Leaders of a financially distressed Crystal Cathedral met with vendors and creditors Friday morning to discuss possible debt payments, according to a statement issued by the megachurch’s current leader, Shiela Schuller Coleman, daughter of Cathedral founder, Robert H. Schuller.The purpose of the meeting was to gather all these vendors, suppliers and friends into one place and apologize for the delinquency of the accounts that we currently have with them,” Coleman said in her issued statement.

In the words of a sage sports prophet,Juuuuuuust a bit outside.”

MEMO to the Schullers – and any other pastors who enjoy fleecing vendors: “God bless you” don’t pay the bills!

You can’t call up the phone company and tell the man, “Um, please don’t turn off my cell. I need it for business. And besides, Robert Schuller asked for my forgiveness.
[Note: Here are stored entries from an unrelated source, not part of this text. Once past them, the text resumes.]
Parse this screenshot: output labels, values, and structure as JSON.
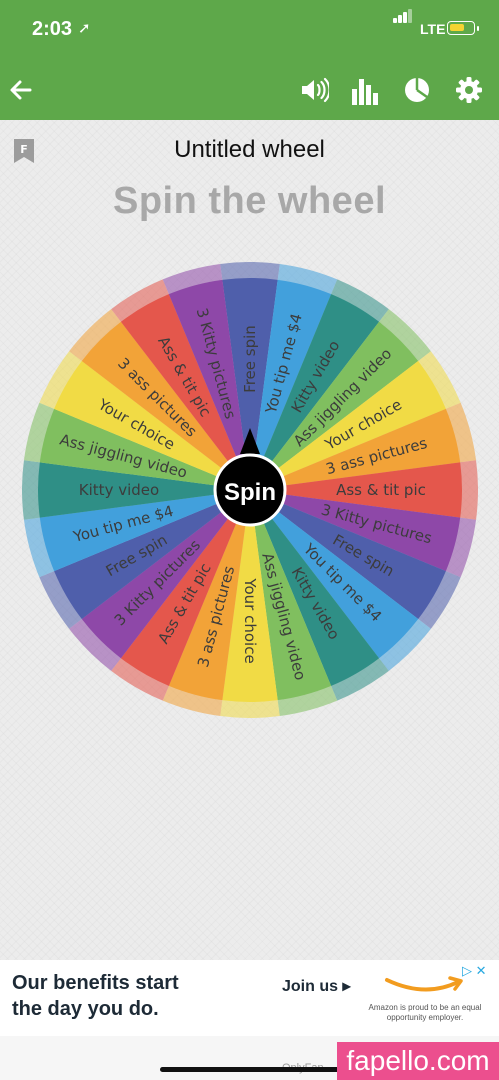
{
  "status": {
    "time": "2:03",
    "network": "LTE"
  },
  "toolbar": {
    "back_icon": "arrow-left-icon",
    "sound_icon": "volume-icon",
    "stats_icon": "bar-chart-icon",
    "pie_icon": "pie-chart-icon",
    "settings_icon": "gear-icon"
  },
  "wheel": {
    "title": "Untitled wheel",
    "heading": "Spin the wheel",
    "spin_label": "Spin",
    "slices": [
      {
        "label": "Free spin",
        "color": "#4f5fab"
      },
      {
        "label": "You tip me $4",
        "color": "#42a0dc"
      },
      {
        "label": "Kitty video",
        "color": "#2f8f86"
      },
      {
        "label": "Ass jiggling video",
        "color": "#80bf5f"
      },
      {
        "label": "Your choice",
        "color": "#f1db45"
      },
      {
        "label": "3 ass pictures",
        "color": "#f2a338"
      },
      {
        "label": "Ass & tit pic",
        "color": "#e4574c"
      },
      {
        "label": "3 Kitty pictures",
        "color": "#8e48a8"
      },
      {
        "label": "Free spin",
        "color": "#4f5fab"
      },
      {
        "label": "You tip me $4",
        "color": "#42a0dc"
      },
      {
        "label": "Kitty video",
        "color": "#2f8f86"
      },
      {
        "label": "Ass jiggling video",
        "color": "#80bf5f"
      },
      {
        "label": "Your choice",
        "color": "#f1db45"
      },
      {
        "label": "3 ass pictures",
        "color": "#f2a338"
      },
      {
        "label": "Ass & tit pic",
        "color": "#e4574c"
      },
      {
        "label": "3 Kitty pictures",
        "color": "#8e48a8"
      },
      {
        "label": "Free spin",
        "color": "#4f5fab"
      },
      {
        "label": "You tip me $4",
        "color": "#42a0dc"
      },
      {
        "label": "Kitty video",
        "color": "#2f8f86"
      },
      {
        "label": "Ass jiggling video",
        "color": "#80bf5f"
      },
      {
        "label": "Your choice",
        "color": "#f1db45"
      },
      {
        "label": "3 ass pictures",
        "color": "#f2a338"
      },
      {
        "label": "Ass & tit pic",
        "color": "#e4574c"
      },
      {
        "label": "3 Kitty pictures",
        "color": "#8e48a8"
      }
    ]
  },
  "ad": {
    "headline_1": "Our benefits start",
    "headline_2": "the day you do.",
    "cta": "Join us ▸",
    "disclaimer": "Amazon is proud to be an equal opportunity employer."
  },
  "footer": {
    "watermark": "fapello.com",
    "bottom_text": "OnlyFan"
  }
}
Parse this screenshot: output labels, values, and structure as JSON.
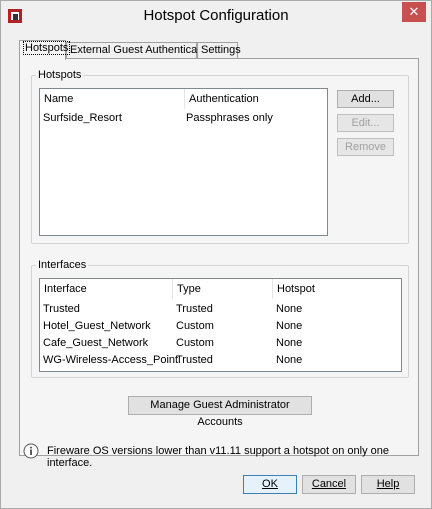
{
  "window": {
    "title": "Hotspot Configuration",
    "close_label": "✕"
  },
  "tabs": [
    {
      "label": "Hotspots",
      "active": true
    },
    {
      "label": "External Guest Authentication",
      "active": false
    },
    {
      "label": "Settings",
      "active": false
    }
  ],
  "hotspots": {
    "group_label": "Hotspots",
    "columns": [
      "Name",
      "Authentication"
    ],
    "rows": [
      {
        "name": "Surfside_Resort",
        "authentication": "Passphrases only"
      }
    ],
    "buttons": {
      "add": "Add...",
      "edit": "Edit...",
      "remove": "Remove"
    }
  },
  "interfaces": {
    "group_label": "Interfaces",
    "columns": [
      "Interface",
      "Type",
      "Hotspot"
    ],
    "rows": [
      {
        "interface": "Trusted",
        "type": "Trusted",
        "hotspot": "None"
      },
      {
        "interface": "Hotel_Guest_Network",
        "type": "Custom",
        "hotspot": "None"
      },
      {
        "interface": "Cafe_Guest_Network",
        "type": "Custom",
        "hotspot": "None"
      },
      {
        "interface": "WG-Wireless-Access_Point",
        "type": "Trusted",
        "hotspot": "None"
      }
    ]
  },
  "manage_button": "Manage Guest Administrator Accounts",
  "info": {
    "icon": "info-icon",
    "text": "Fireware OS versions lower than v11.11 support a hotspot on only one interface."
  },
  "footer": {
    "ok": "OK",
    "cancel": "Cancel",
    "help": "Help"
  },
  "colors": {
    "close_button": "#c75050",
    "default_button_border": "#3c7fb1"
  }
}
Now you can’t shut off my… (dial tone)…” Don’t you think this mindless charade of an apology was a skosh overdue?

Vendors who attended Friday morning’s meeting said they had no idea there were so many creditors. When asked, cathedral administrators told them that there are as many as 185 creditors waiting in line to be paid.

That’s a lot of people wearing blind man glasses holding the ubiquitous pencil coffee cup saying, “Brother, can you spare a dime?”

And it’s not any fault of the people who call that church ‘home.” Their tithes and offerings go there. Their service is there. Yet, that money stays there. Well, at least it used to before a cavalcade of attorneys came walking down the aisle looking for a handout.

Maybe if that would have happened sooner, the church would still be open and vendors would have their bills paid for services rendered. You know, like they do in the real world. And folk say megachurches don’t need to be run like a business. Stories like this beg to differ.